Strokes are serious and can be deadly. Being familiar with the signs of stroke and responding quickly can save your older adult’s life or reduce their chance of developing major disabilities.
What is a stroke?
Think of a stroke as a “brain attack.” It happens when blood flow to an area of the brain is cut off. That deprives brain cells of oxygen and those cells begin to die.
When brain cells die during a stroke, abilities controlled by that area of the brain are lost, like memory and muscle control.
F.A.S.T. is a shortcut to remember signs of stroke
Use these initials to remember the key signs of stroke and how to respond.
F = Face drooping on one side.
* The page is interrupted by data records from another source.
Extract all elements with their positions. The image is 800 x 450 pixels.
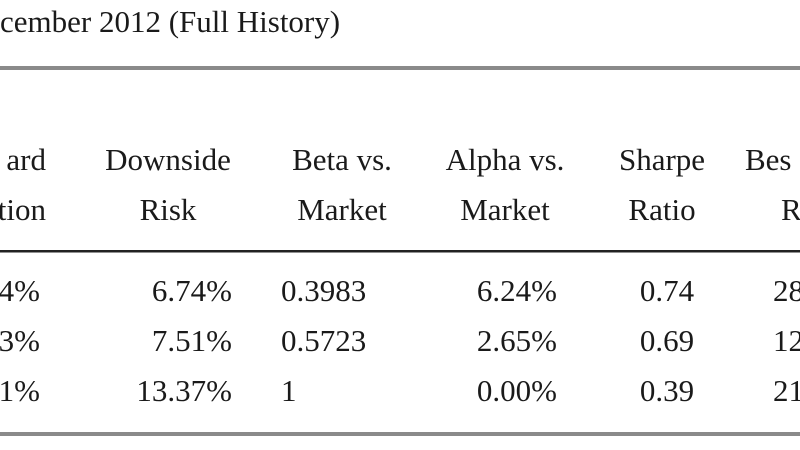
table-title: cember 2012 (Full History) xyxy=(0,4,340,39)
table-cell: 1 xyxy=(281,373,297,408)
table-cell: 4% xyxy=(0,273,40,308)
table-cell: 1% xyxy=(0,373,40,408)
table-cell: 0.39 xyxy=(640,373,694,408)
table-cell: 3% xyxy=(0,323,40,358)
table-cell: 0.74 xyxy=(640,273,695,308)
header-rule xyxy=(0,250,800,253)
column-header: Market xyxy=(460,192,550,227)
column-header: R xyxy=(781,192,800,227)
table-cell: 28 xyxy=(773,273,800,308)
column-header: Downside xyxy=(105,142,231,177)
table-cell: 7.51% xyxy=(152,323,232,358)
column-header: Market xyxy=(297,192,387,227)
column-header: Beta vs. xyxy=(292,142,392,177)
bottom-rule xyxy=(0,432,800,436)
column-header: Risk xyxy=(140,192,197,227)
table-cell: 0.5723 xyxy=(281,323,366,358)
table-cell: 0.00% xyxy=(477,373,557,408)
column-header: Alpha vs. xyxy=(446,142,565,177)
table-cell: 6.24% xyxy=(477,273,557,308)
table-cell: 0.3983 xyxy=(281,273,366,308)
table-cell: 2.65% xyxy=(477,323,557,358)
table-cell: 6.74% xyxy=(152,273,232,308)
column-header: tion xyxy=(0,192,46,227)
column-header: Bes xyxy=(745,142,792,177)
table-cell: 13.37% xyxy=(136,373,232,408)
table-cell: 0.69 xyxy=(640,323,694,358)
column-header: Ratio xyxy=(628,192,695,227)
column-header: Sharpe xyxy=(619,142,705,177)
table-cell: 21 xyxy=(773,373,800,408)
column-header: ard xyxy=(6,142,46,177)
top-rule xyxy=(0,66,800,70)
table-cell: 12 xyxy=(773,323,800,358)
Ask your older adult to smile – is it uneven?
A = Is one Arm weak or numb? Ask them to raise both arms – is one arm weak?
S = Speech problems like slurring, inability to speak, being incoherent. Ask them to repeat a simple sentence like “The sky is blue” as a quick test.
T = Time to call 911. If you see any of these signs, even if the symptoms don’t last, call 911 right away and get to the hospital ASAP. Check the time so you can tell EMTs and doctors when the symptoms started.
Additional signs of stroke
· Sudden symptoms like these are also signs of stroke:
· Numbness or weakness of the leg, arm or face
· Confusion or trouble understanding
· Trouble seeing in one or both eyes
· Trouble walking, dizziness, loss of balance or coordination
· Severe headache with no known cause
· Brief loss of consciousness
What to do if you suspect a stroke?
If you notice any of the signs of stroke, call 911 immediately.
Speed is very important. The faster your older adult gets to the hospital for treatment, the better their chances for survival and recovery.
If the stroke symptoms pass quickly, your older adult might have had a transient ischemic attack (TIA), which is caused by a brief blockage of blood flow to the brain.
Don’t ignore a TIA, it’s a warning sign of future, more serious strokes. Early treatment and lifestyle changes can prevent a major or fatal stroke.